When all those illusions are gone—when Hank and Gomez are dead, when Jack ride
s off with all but one barrel of Walt’s cash with Jesse as his prisoner—the one that Walt still clings so tightly to is that he has done all of this for his family, and that as a result, his family will follow him into the unknown, no matter what they have heard and what they believe.

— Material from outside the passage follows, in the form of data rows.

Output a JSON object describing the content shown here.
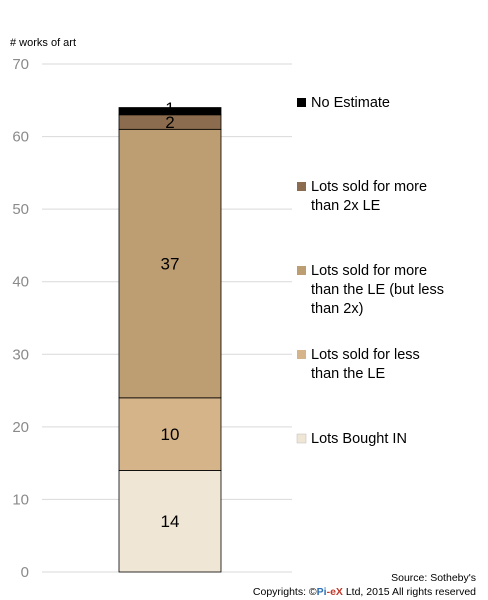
{
  "chart_data": {
    "type": "bar",
    "stacked": true,
    "ylabel": "# works of art",
    "ylim": [
      0,
      70
    ],
    "yticks": [
      0,
      10,
      20,
      30,
      40,
      50,
      60,
      70
    ],
    "grid": true,
    "legend_position": "right",
    "categories": [
      ""
    ],
    "series": [
      {
        "name": "Lots Bought IN",
        "values": [
          14
        ],
        "color": "#f0e6d5",
        "legend_lines": [
          "Lots Bought IN"
        ]
      },
      {
        "name": "Lots sold for less than the LE",
        "values": [
          10
        ],
        "color": "#d6b48a",
        "legend_lines": [
          "Lots sold for less",
          "than the LE"
        ]
      },
      {
        "name": "Lots sold for more than the LE (but less than 2x)",
        "values": [
          37
        ],
        "color": "#bd9d72",
        "legend_lines": [
          "Lots sold for more",
          "than the LE (but less",
          "than 2x)"
        ]
      },
      {
        "name": "Lots sold for more than 2x LE",
        "values": [
          2
        ],
        "color": "#8c6c4e",
        "legend_lines": [
          "Lots sold for more",
          "than 2x LE"
        ]
      },
      {
        "name": "No Estimate",
        "values": [
          1
        ],
        "color": "#000000",
        "legend_lines": [
          "No Estimate"
        ]
      }
    ]
  },
  "footer": {
    "source": "Source: Sotheby's",
    "copyright_prefix": "Copyrights: ©",
    "brand_pi": "Pi",
    "brand_dash": "-",
    "brand_ex": "eX",
    "copyright_suffix": " Ltd, 2015 All rights reserved"
  },
  "colors": {
    "brand_pi": "#2d6fb3",
    "brand_ex": "#c0392b"
  }
}
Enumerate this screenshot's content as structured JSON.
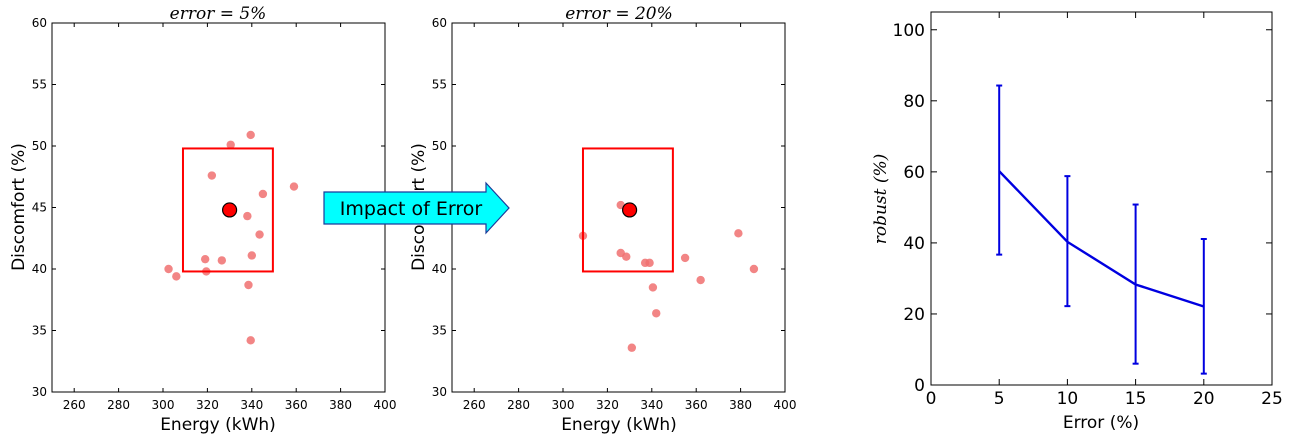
{
  "chart_data": [
    {
      "type": "scatter",
      "title": "error = 5%",
      "xlabel": "Energy (kWh)",
      "ylabel": "Discomfort (%)",
      "xlim": [
        250,
        400
      ],
      "ylim": [
        30,
        60
      ],
      "xticks": [
        "260",
        "280",
        "300",
        "320",
        "340",
        "360",
        "380",
        "400"
      ],
      "yticks": [
        "30",
        "35",
        "40",
        "45",
        "50",
        "55",
        "60"
      ],
      "points": [
        [
          339.5,
          50.9
        ],
        [
          330.5,
          50.1
        ],
        [
          322,
          47.6
        ],
        [
          345,
          46.1
        ],
        [
          359,
          46.7
        ],
        [
          338,
          44.3
        ],
        [
          343.5,
          42.8
        ],
        [
          340,
          41.1
        ],
        [
          319,
          40.8
        ],
        [
          326.5,
          40.7
        ],
        [
          302.5,
          40.0
        ],
        [
          306,
          39.4
        ],
        [
          319.5,
          39.8
        ],
        [
          338.5,
          38.7
        ],
        [
          339.5,
          34.2
        ]
      ],
      "target": {
        "x": 330,
        "y": 44.8
      },
      "region": {
        "x": [
          309,
          349.5
        ],
        "y": [
          39.8,
          49.8
        ]
      },
      "point_color": "#f07070",
      "target_color": "#ff0000"
    },
    {
      "type": "scatter",
      "title": "error = 20%",
      "xlabel": "Energy (kWh)",
      "ylabel": "Discomfort (%)",
      "xlim": [
        250,
        400
      ],
      "ylim": [
        30,
        60
      ],
      "xticks": [
        "260",
        "280",
        "300",
        "320",
        "340",
        "360",
        "380",
        "400"
      ],
      "yticks": [
        "30",
        "35",
        "40",
        "45",
        "50",
        "55",
        "60"
      ],
      "points": [
        [
          326,
          45.2
        ],
        [
          309,
          42.7
        ],
        [
          326,
          41.3
        ],
        [
          328.5,
          41.0
        ],
        [
          337,
          40.5
        ],
        [
          339,
          40.5
        ],
        [
          355,
          40.9
        ],
        [
          362,
          39.1
        ],
        [
          379,
          42.9
        ],
        [
          386,
          40.0
        ],
        [
          340.5,
          38.5
        ],
        [
          342,
          36.4
        ],
        [
          331,
          33.6
        ]
      ],
      "target": {
        "x": 330,
        "y": 44.8
      },
      "region": {
        "x": [
          309,
          349.5
        ],
        "y": [
          39.8,
          49.8
        ]
      },
      "point_color": "#f07070",
      "target_color": "#ff0000"
    },
    {
      "type": "line",
      "title": "",
      "xlabel": "Error (%)",
      "ylabel": "robust (%)",
      "xlim": [
        0,
        25
      ],
      "ylim": [
        0,
        105
      ],
      "xticks": [
        "0",
        "5",
        "10",
        "15",
        "20",
        "25"
      ],
      "yticks": [
        "0",
        "20",
        "40",
        "60",
        "80",
        "100"
      ],
      "x": [
        5,
        10,
        15,
        20
      ],
      "y": [
        60.2,
        40.3,
        28.3,
        22.1
      ],
      "err_low": [
        36.7,
        22.2,
        6.0,
        3.2
      ],
      "err_high": [
        84.3,
        58.8,
        50.8,
        41.1
      ],
      "color": "#0000e0"
    }
  ],
  "annotation": {
    "label": "Impact of Error",
    "color": "#00ffff"
  }
}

Walt’s capacity for self-deception is still so boundless that even after Skyler intuits what happened in the desert, even after she pulls a very large carving knife on him and shrieks at him to leave the house, he is convinced he can change her mind. Even after she cuts his palm, after they wrestle on the floor, after Flynn—who only minutes earlier was directing all his anger toward Skyler—has tackled him and positioned himself as his mother’s human shield, Walt somehow still thinks he’s being the only reasonable party.
“WE’RE A FAMILY!!!” he bellows. Because being in a family, in Walt’s eyes, means forgiving any deed, including being responsible for the murder of another member of that family.
But something miraculous happens in this scene: Those eyes finally truly see what he has wrought, and how his wife and son look at him, and that lie is gone, forever. Yes, they are a family, but some sins run too deep even for family. Walt has lost them, and as a result he’s lost everything. Each of these monstrous things he has done has been for them—or so he has told himself, even as we’ve seen many seasons worth of evidence to the contrary as we watched the pleasure Walt took in becoming a master criminal—and if they want no part of him, then what was the point after all? Why did all of these people, including his own brother-in-law, have to die? Why couldn’t the damn cancer have just taken him on the night he talked about it with Jesse, back in “Fly” (S3E10)?